Ein Diskussionspunkt ist oft das "Max. Drehmoment" während der Beschleunigung. Obwohl dieses theoretisch auf Basis von Reibungen, Trägheitsmomenten und der geforderten Beschleunigung berechnet werden könnte, sind nicht alle notwendigen Grössen bei einer Anlagenauslegung bereits bekannt oder noch variabel. Als Daumenregel wird deshalb häufig der 1- bis 3-fache Wert des spezifizierten Nennmoments des Motors zugrunde gelegt. - Schritt 2: Toleranzen und Reglerreserve
Es wird für als "Toleranz- und Reglerreserve" ein Aufschlag von 20% berücksichtigt. - Schritt 3: Versorgungsspannung der Steuerung
Die benötigte Versorgungsspannung der Steuerung muss unter Berücksichtigung des spezifizierten Faktors der "Max. Ausgangsspannung" beerchnet werden.
- Anmerkung:
Netzteile mit 24V und 48V Ausgangsspannung sind Industrie-Standard und weit verbreitet. Die eigentliche Frage betreffend der Versorgungsspannung der Steuerung ist somit oft sehr "digital", ob eine Spannung von 24V ausreichend ist oder andernfalls 48V benötigt wird. Die gewählte Steuerung muss einen entsprechenden Versorgungsspannungsbereich aufweisen und den benötigten Motorstrom zur Verfügung stellen können.
Beispiele:
Beispiel 1: EC-i 40
- Motor-Datenblatt (Art.Nr.: 496660):
-> Drehzahlkonstante: 255 (U/Min)/V
-> Kennliniensteigung: 1.6 (U/Min)/mNm - Steuerung: "EPOS4 compact 50/8 CAN" (Art.Nr.: 520885)

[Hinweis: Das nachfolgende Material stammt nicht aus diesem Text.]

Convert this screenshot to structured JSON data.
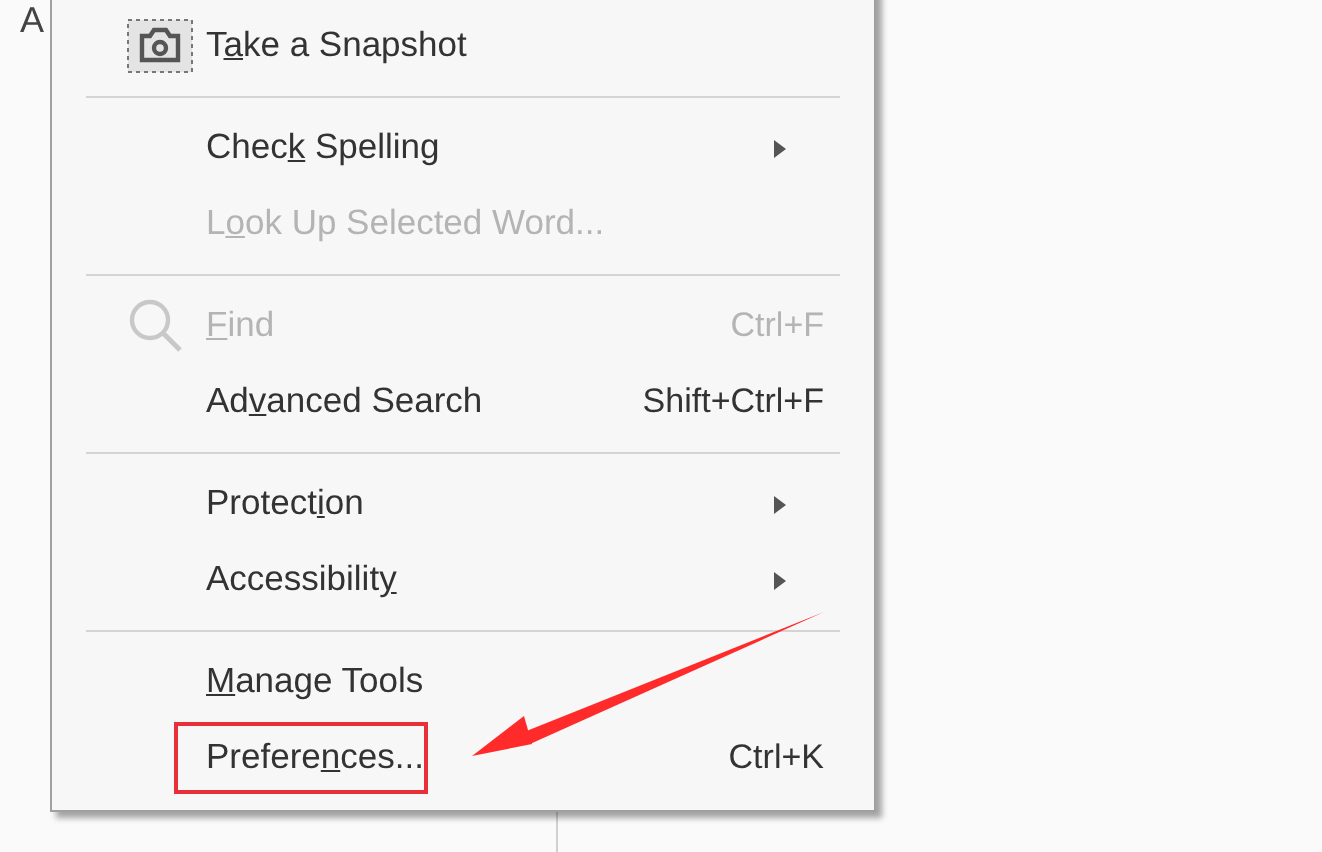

-> Max. Ausgangsspannung: 0.9 * Versorgungsspannung - "Extremster" Arbeitspunkt der Anwendung:
-> Max. Drehzahl: 6000 U/Min @ 400 mNm (während der Beschleunigung)
Annahme: Kurzfristige Nutzung des 2-fachen Motor-Nennmoments - Minimale (theoretisch) erforderliche Motorspannung:
= (6000U/Min + (400mNm * 1.6(U/Min)/mNm)) / 255(U/Min)/V
=> Theoretisch minimal erforderliche Motorspannung = 26 V - Berücksichtigung von "Toleranzen und Reglerreserve":
=> Notwendige Motorspannung = 26V * 1.2 = 31 V - Notwendige Versorgungsspannung der Steuerung:
=> EPOS4 Versorgungsspannung = 31V / 0.9 = ca. 35 V - Auswahl des Netzteils:
Typischerweise wird ein 48V Netzteil gewählt.
Beispiel 2: DCX 35 L
- Motor-Datenblatt (DCX 35L, 12V Wicklung):
-> Drehzahlkonstante: 699 (U/Min)/V
-> Kennliniensteigung: 4.04 (U/Min)/mNm - Steuerung: "ESCON Module 50/8" (Art.Nr.: 532872)
-> Max. Ausgangsspannung: 0.98 * Versorgungsspannung - "Extremster" Arbeitspunkt der Anwendung:
-> Max. Drehzahl: 8000 U/Min @ 200 mNm (während der Beschleunigung)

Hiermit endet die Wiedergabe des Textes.